On the 5th. April 1803 the High Sheriff of Derby (Robert Wilmot) held a meeting to consider the founding of a hospital in Derby. At this meeting it was noted that subscriptions promised had already reached £17,215, with a further £2,592 and 18 shillings annually.
On the 6th. October 1803, a committee was appointed consisting of all subscribers of more than £50, and it was decided that the first payment of 25% or more would be required by the 12th. January 1804.
The infirmary building, principally under the inspiration of the cotton manufacturer, William Strutt, made a deliberate attempt to incorporate into a medical institution the latest “fireproof” building techniques with technology developed for the textile mills. The Infirmary building opened in what is now Bradshaw Way, Derby on the 4th. June 1810.
In 1890, during the year that he was Mayor of Derby, Alfred Seale Haslam managed to replace the old Derbyshire General Infirmary with the Derbyshire Royal Infirmary.
That year there had been an outbreak of disease at the old infirmary, and Sir William Evans, President of the Infirmary, arranged a three-day inspection which condemned the old building.
When Queen Victoria came to lay a foundation stone for the new hospital on the 21st. May 1891, she knighted Haslam for his services and gave permission for the term "Royal" to be used. The new Derbyshire Royal Infirmary, designed by the architects Young and Hall, was completed and officially opened in 1894.
Following the transfer of community services to the London Road Community Hospital located further south-east along London Road, the infirmary closed in 2009, and most of buildings were demolished in 2015. However a façade with its two "pepper-pot towers" dating back to 1894 was retained.
Erwin Rothbarth
So what else happened on the day that Jenny posted the card to her mother?
Well, the 16th. December 1913 marked the birth in Frankfurt am Main of Erwin Rothbarth.
Erwin was a German economist and statistician. He worked as a research assistant for John Maynard Keynes, and made important contributions to the measurement of GDP and the modelling of individual consumption.
Rothbarth was born to a German Jewish family.
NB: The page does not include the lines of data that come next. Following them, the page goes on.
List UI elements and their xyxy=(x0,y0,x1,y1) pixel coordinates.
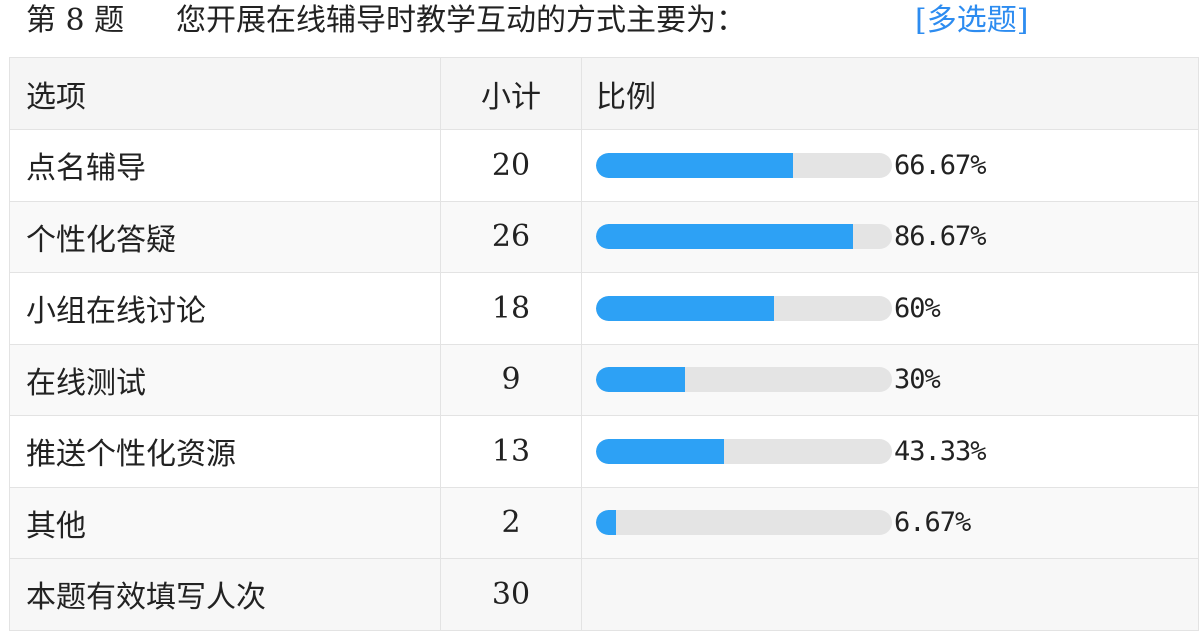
option-ratio: 86.67% xyxy=(581,200,1199,273)
table-row: 个性化答疑 26 86.67% xyxy=(9,200,1199,273)
table-row: 其他 2 6.67% xyxy=(9,486,1199,559)
option-ratio: 30% xyxy=(581,343,1199,416)
percent-label: 30% xyxy=(894,364,941,396)
option-count: 26 xyxy=(440,200,582,273)
table-header-row: 选项 小计 比例 xyxy=(9,57,1199,130)
total-ratio-empty xyxy=(581,558,1199,631)
percent-label: 86.67% xyxy=(894,221,987,253)
progress-bar-fill xyxy=(596,224,853,250)
progress-bar-track xyxy=(596,367,892,393)
progress-bar-fill xyxy=(596,295,774,321)
result-table: 选项 小计 比例 点名辅导 20 66.67% 个性化答疑 26 86.67% 小组在线讨论… xyxy=(9,57,1199,631)
option-label: 点名辅导 xyxy=(9,129,441,202)
header-option: 选项 xyxy=(9,57,441,130)
progress-bar-fill xyxy=(596,510,616,536)
option-ratio: 60% xyxy=(581,272,1199,345)
option-label: 在线测试 xyxy=(9,343,441,416)
question-number: 第 8 题 xyxy=(26,3,125,38)
progress-bar-fill xyxy=(596,438,725,464)
progress-bar-track xyxy=(596,152,892,178)
total-label: 本题有效填写人次 xyxy=(9,558,441,631)
option-ratio: 66.67% xyxy=(581,129,1199,202)
option-ratio: 43.33% xyxy=(581,415,1199,488)
progress-bar-track xyxy=(596,295,892,321)
progress-bar-track xyxy=(596,224,892,250)
option-label: 其他 xyxy=(9,486,441,559)
percent-label: 60% xyxy=(894,292,941,324)
progress-bar-fill xyxy=(596,367,685,393)
progress-bar-track xyxy=(596,510,892,536)
option-count: 2 xyxy=(440,486,582,559)
option-label: 个性化答疑 xyxy=(9,200,441,273)
option-label: 小组在线讨论 xyxy=(9,272,441,345)
percent-label: 6.67% xyxy=(894,507,971,539)
total-row: 本题有效填写人次 30 xyxy=(9,558,1199,631)
question-text: 您开展在线辅导时教学互动的方式主要为： xyxy=(176,3,746,38)
table-row: 推送个性化资源 13 43.33% xyxy=(9,415,1199,488)
question-header: 第 8 题 您开展在线辅导时教学互动的方式主要为： [多选题] xyxy=(0,0,1199,57)
total-count: 30 xyxy=(440,558,582,631)
table-row: 小组在线讨论 18 60% xyxy=(9,272,1199,345)
option-label: 推送个性化资源 xyxy=(9,415,441,488)
header-ratio: 比例 xyxy=(581,57,1199,130)
option-count: 13 xyxy=(440,415,582,488)
option-count: 20 xyxy=(440,129,582,202)
table-row: 点名辅导 20 66.67% xyxy=(9,129,1199,202)
option-count: 18 xyxy=(440,272,582,345)
question-type-badge: [多选题] xyxy=(915,3,1029,38)
progress-bar-track xyxy=(596,438,892,464)
header-count: 小计 xyxy=(440,57,582,130)
option-count: 9 xyxy=(440,343,582,416)
percent-label: 43.33% xyxy=(894,435,987,467)
table-row: 在线测试 9 30% xyxy=(9,343,1199,416)
percent-label: 66.67% xyxy=(894,149,987,181)
progress-bar-fill xyxy=(596,152,794,178)
option-ratio: 6.67% xyxy=(581,486,1199,559)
His father, Otto Rothbarth was a lawyer. Erwin studied Law at the University of Frankfurt from 1932 to 1933, when he fled Germany to the United Kingdom.
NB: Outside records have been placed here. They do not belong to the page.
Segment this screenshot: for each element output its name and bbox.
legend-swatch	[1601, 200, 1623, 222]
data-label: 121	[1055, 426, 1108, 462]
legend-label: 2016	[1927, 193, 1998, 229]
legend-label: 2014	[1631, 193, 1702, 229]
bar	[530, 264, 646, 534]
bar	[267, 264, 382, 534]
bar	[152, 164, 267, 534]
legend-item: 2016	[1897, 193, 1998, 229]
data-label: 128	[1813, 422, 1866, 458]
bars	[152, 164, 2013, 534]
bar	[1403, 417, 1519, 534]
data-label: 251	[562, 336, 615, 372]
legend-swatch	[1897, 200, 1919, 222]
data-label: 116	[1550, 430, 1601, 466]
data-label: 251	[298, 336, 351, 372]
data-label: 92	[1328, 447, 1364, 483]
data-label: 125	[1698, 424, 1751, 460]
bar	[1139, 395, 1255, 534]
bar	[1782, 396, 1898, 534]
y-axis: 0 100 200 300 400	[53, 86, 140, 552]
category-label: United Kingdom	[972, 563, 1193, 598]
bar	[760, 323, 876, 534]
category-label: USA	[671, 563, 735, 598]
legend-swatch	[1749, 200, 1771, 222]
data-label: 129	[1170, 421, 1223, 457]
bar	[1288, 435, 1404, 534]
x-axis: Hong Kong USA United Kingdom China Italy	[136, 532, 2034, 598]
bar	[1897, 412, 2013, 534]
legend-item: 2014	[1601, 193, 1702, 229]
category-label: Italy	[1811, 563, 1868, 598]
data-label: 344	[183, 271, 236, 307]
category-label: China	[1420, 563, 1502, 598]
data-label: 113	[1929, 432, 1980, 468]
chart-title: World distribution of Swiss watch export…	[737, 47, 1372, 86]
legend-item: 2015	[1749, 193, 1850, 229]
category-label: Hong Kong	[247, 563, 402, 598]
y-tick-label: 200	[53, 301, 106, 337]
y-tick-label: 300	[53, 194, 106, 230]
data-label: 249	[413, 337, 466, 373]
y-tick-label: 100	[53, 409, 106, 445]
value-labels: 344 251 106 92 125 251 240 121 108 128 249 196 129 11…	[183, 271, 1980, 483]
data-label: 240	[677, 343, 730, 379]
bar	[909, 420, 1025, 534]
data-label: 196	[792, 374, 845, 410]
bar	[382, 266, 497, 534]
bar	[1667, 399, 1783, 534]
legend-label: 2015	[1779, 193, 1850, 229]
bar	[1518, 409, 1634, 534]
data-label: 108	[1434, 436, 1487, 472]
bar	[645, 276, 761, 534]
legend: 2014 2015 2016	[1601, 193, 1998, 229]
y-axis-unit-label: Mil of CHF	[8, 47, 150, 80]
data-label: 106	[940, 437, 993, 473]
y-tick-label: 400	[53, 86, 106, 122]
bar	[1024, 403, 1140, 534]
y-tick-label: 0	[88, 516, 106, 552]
He graduated from the London School of Economics in 1936, and remained there as a researcher in economics and statistics until 1938. He moved to Cambridge University in 1938, and became a research assistant to John Maynard Keynes in 1939.
From May to August 1940 Rothbarth was interned by the British government due to his German nationality. In September 1940 he married Myfanwy Charles.
He volunteered for the Suffolk Regiment of the British Army and was killed on the 25th. November 1944 in heavy fighting near Venray, The Netherlands. He was 30 years of age when he died.
Erwin Rothbarth's Work on GDP
While working as Keynes' research assistant for the influential article 'How to Pay for the War' Rothbarth developed techniques which are now used to calculate GDP.
Rothbarth calculated statistics for private income and outlay, government income and outlay, national output, and savings and investment.
Rothbarth's main contribution, and the main advancement from the older work of Colin Clark on national income, is the concept of Gross National Income which is a large component of modern GDP figures.
Rothbarth's and Keynes' figures are also the first GDP figures to be based on a double-entry accounting system in order to ensure their accuracy.